Quand la bio inspire l'éco

Les disciplines scientifiques s’influencent les unes les autres. Des découvertes effectuées dans une discipline sont ainsi parfois reprises dans d’autres, sur des sujets pourtant très éloignés du sujet initial.

Un exemple célèbre est la théorie des jeux. Cette théorie fut tout d’abord beaucoup utilisée en économie avant d’être ensuite reprise par les biologistes.

Dans le sens inverse, on peut citer une découverte effectuée par les biologistes sur les écosystèmes et qui intéresse de plus en plus certains économistes.

Cette découverte est la suivante : les biologistes ont longtemps cru que plus un écosystème était dense, fait de nombreuses interactions entre les différents êtres vivants qui le composent, et plus il était stable.

Quand la bio inspire l'éco

Or ils se sont peu à peu aperçus qu’en réalité des écosystèmes très complexes étaient souvent bien plus fragiles que des écosystèmes simples.

La complexité n’est donc pas toujours mère de la stabilité, loin de là !

Quand la bio inspire l'éco

En économie, la plupart des chercheurs en économie continuent de penser que plus un système financier est complexe et ses différents acteurs interconnectés, et plus il sera stable. C’est l’un des arguments qui les incitent à ne pas remettre en cause fondamentalement l’architecture actuelle des marchés financiers, ni leur interconnexion croissante.

Quelques économistes ont pourtant montré qu’il pourrait être intéressant de s’inspirer de ses découvertes en biologie et de chercher à construire des systèmes financiers plus simples et moins interconnectés, afin de les rendre plus stables.

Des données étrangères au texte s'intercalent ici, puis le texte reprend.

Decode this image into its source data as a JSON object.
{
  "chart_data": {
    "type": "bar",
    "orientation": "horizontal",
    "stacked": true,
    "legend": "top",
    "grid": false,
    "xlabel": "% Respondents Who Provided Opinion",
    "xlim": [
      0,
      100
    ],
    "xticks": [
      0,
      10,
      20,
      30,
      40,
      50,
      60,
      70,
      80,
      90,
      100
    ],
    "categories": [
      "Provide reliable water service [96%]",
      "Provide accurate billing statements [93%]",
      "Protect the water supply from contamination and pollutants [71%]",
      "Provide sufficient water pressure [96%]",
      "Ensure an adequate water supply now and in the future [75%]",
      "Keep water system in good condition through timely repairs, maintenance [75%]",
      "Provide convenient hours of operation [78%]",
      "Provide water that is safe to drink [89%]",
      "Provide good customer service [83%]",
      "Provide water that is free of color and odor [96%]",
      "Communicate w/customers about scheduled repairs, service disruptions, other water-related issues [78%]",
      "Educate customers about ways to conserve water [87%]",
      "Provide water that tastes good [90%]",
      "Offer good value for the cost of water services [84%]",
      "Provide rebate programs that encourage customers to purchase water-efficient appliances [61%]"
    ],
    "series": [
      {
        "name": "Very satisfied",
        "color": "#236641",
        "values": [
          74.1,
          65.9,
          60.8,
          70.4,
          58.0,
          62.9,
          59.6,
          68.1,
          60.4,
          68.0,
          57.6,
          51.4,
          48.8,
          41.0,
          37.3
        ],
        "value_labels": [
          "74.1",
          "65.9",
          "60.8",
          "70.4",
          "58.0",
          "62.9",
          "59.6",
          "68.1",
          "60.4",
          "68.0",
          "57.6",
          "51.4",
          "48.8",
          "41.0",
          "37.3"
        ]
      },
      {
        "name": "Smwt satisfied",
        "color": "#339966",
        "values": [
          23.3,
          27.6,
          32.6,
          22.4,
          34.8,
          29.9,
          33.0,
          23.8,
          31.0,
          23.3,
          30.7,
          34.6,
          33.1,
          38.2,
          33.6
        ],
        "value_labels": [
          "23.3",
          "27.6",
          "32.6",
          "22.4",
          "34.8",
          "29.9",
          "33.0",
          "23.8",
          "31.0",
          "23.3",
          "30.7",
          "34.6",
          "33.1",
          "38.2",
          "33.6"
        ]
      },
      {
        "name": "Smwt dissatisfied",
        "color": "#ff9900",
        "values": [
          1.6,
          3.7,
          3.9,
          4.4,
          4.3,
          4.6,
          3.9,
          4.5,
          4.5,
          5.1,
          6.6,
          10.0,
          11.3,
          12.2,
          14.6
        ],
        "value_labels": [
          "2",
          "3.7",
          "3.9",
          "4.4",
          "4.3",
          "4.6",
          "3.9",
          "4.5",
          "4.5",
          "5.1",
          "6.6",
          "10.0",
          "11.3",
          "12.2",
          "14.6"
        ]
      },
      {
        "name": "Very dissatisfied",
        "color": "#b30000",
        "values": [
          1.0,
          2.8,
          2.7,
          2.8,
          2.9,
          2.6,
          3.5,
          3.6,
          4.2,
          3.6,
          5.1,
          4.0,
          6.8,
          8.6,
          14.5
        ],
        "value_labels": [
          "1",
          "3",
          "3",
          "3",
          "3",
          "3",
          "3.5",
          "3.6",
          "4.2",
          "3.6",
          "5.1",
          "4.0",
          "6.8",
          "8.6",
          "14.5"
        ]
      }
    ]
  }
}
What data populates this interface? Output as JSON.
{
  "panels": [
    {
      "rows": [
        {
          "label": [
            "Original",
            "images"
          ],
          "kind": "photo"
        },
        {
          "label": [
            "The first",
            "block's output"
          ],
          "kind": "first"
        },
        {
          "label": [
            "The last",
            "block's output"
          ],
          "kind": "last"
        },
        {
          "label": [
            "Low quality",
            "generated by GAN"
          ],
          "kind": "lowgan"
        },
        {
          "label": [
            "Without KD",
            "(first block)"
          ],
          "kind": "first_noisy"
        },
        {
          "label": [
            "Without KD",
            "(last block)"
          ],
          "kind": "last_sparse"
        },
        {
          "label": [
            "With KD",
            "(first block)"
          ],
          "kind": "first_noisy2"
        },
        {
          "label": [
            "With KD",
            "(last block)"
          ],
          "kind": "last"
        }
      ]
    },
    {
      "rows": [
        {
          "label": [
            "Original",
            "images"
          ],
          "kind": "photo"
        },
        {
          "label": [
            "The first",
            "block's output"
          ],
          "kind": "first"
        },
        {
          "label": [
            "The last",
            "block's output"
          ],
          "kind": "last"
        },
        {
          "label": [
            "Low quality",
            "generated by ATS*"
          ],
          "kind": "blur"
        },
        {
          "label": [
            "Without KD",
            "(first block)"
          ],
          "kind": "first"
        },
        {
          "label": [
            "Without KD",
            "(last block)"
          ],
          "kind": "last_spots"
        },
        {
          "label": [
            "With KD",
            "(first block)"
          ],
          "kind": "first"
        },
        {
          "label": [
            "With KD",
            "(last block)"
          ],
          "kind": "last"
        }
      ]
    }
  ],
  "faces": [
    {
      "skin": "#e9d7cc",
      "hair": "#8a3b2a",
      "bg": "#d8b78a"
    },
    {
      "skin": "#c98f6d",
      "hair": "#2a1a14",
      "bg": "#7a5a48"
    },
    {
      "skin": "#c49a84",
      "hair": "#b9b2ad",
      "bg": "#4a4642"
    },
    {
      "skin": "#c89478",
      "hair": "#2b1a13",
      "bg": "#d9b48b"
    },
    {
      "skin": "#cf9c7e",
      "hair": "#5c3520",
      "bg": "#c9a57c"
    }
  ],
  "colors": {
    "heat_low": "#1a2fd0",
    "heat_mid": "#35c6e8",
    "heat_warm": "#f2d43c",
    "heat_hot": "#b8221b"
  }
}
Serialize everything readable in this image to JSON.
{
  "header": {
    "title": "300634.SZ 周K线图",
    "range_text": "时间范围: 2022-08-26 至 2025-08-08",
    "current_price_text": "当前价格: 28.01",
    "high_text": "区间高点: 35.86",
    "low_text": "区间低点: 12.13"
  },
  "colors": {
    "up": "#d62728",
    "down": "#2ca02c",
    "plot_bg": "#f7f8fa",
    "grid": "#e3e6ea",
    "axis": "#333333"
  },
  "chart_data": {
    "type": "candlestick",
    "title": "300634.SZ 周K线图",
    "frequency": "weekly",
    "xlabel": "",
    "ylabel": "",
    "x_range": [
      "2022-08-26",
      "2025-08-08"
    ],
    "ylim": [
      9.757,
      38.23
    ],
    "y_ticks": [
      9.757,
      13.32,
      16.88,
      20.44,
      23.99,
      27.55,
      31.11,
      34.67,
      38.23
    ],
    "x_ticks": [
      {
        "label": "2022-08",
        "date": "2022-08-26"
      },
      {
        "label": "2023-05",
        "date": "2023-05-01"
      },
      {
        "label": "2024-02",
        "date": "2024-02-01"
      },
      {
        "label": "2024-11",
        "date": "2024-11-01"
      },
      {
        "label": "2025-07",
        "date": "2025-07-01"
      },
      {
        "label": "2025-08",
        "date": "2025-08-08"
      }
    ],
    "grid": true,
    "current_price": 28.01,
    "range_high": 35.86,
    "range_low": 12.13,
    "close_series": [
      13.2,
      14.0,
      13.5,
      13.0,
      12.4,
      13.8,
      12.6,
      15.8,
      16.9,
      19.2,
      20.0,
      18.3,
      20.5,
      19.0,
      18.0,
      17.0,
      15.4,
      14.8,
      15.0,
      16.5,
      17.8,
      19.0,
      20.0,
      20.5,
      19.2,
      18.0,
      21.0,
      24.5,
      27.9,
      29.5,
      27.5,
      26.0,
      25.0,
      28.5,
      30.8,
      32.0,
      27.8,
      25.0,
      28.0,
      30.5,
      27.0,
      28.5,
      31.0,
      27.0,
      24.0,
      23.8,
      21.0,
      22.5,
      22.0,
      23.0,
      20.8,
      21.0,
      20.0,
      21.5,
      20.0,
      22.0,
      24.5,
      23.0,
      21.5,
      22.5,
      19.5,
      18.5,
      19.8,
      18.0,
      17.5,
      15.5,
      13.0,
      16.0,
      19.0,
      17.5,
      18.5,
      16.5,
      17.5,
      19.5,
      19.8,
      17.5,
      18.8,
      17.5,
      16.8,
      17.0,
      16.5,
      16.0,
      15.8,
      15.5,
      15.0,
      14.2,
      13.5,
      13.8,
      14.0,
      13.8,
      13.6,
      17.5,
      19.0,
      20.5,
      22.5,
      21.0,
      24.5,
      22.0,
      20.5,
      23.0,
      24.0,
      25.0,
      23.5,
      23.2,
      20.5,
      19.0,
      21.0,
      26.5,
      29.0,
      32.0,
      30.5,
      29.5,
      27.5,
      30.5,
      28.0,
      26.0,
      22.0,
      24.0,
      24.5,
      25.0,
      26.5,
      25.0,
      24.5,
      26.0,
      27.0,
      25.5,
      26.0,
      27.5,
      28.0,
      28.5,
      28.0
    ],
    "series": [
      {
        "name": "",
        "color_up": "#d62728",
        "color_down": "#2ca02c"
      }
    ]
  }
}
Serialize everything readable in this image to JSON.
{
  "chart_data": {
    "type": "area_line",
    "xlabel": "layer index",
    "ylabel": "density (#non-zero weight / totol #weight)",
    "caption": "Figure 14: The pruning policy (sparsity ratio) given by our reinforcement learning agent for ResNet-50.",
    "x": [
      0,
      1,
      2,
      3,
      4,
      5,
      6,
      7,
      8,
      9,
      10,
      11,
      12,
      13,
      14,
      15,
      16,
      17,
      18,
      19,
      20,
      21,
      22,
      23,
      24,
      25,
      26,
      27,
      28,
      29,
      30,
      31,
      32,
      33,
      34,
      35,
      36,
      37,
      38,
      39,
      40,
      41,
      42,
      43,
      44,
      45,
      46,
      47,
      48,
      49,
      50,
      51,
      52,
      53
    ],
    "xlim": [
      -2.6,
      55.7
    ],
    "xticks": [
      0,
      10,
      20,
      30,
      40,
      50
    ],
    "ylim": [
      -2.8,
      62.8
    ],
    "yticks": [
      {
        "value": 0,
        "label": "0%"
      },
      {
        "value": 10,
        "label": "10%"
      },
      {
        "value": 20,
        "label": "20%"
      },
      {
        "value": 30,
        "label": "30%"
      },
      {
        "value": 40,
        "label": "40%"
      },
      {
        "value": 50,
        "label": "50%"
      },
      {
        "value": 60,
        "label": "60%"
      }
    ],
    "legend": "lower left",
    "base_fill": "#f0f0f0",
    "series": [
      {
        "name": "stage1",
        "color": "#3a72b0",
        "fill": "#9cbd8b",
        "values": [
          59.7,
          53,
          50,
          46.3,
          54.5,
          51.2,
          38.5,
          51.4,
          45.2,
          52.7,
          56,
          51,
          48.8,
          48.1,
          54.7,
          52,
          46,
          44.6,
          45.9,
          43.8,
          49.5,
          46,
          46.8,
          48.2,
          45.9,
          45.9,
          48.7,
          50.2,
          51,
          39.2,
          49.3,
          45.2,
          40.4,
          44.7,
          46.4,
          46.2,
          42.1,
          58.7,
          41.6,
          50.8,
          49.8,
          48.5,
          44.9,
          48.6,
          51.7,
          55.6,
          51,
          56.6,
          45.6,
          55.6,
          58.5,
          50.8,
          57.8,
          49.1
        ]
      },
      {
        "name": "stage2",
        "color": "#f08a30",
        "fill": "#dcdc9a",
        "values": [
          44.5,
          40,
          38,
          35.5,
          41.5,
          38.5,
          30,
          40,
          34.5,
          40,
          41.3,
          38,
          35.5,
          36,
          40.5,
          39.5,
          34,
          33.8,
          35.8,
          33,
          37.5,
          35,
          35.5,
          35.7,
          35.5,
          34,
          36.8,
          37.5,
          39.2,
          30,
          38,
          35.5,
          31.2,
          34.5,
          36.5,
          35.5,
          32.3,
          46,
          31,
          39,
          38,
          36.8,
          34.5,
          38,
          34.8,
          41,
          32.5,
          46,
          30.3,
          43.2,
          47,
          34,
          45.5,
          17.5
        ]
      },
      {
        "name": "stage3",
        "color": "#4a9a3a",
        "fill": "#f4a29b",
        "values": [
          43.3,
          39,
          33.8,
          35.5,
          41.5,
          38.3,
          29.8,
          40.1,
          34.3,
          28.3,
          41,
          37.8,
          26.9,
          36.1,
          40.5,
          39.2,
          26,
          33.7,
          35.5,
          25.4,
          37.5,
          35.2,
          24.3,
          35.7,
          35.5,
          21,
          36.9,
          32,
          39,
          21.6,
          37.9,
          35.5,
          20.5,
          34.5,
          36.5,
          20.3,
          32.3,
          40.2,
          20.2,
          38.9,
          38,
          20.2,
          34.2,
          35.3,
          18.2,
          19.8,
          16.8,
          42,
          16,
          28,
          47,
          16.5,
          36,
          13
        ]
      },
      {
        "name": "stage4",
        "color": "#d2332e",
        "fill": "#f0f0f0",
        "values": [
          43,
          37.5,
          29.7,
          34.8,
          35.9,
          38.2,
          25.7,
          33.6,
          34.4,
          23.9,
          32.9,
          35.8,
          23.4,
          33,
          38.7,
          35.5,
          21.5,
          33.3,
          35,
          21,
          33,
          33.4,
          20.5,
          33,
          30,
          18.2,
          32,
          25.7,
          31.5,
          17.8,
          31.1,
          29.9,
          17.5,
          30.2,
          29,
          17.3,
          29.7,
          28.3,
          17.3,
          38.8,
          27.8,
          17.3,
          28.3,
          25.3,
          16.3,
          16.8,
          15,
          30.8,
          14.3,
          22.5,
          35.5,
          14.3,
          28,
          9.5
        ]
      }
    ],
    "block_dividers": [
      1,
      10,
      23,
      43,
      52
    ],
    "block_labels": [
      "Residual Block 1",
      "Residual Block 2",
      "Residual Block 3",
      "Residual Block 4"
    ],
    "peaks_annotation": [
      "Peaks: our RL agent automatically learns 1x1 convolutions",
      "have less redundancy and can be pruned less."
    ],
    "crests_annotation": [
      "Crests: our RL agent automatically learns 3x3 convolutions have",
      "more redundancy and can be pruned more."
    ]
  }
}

Cette idée rejoint le point de vue développé par Stephany Griffith-Jones lors d’une conférence à laquelle j’avais eu l'occasion d’assister en décembre.

Elle y disait notamment que pour que la régulation des marchés financiers soit efficace, elle doit s'appuyer sur des règles simples.

Mais que pour qu’une règlementation simple puisse fonctionner, il faut que le système que l'on souhaite réguler le soit aussi.

Elle appelait donc à une simplification de la structure des marchés financiers comme condition nécessaire à la mise en place d'une régulation financière véritablement efficace.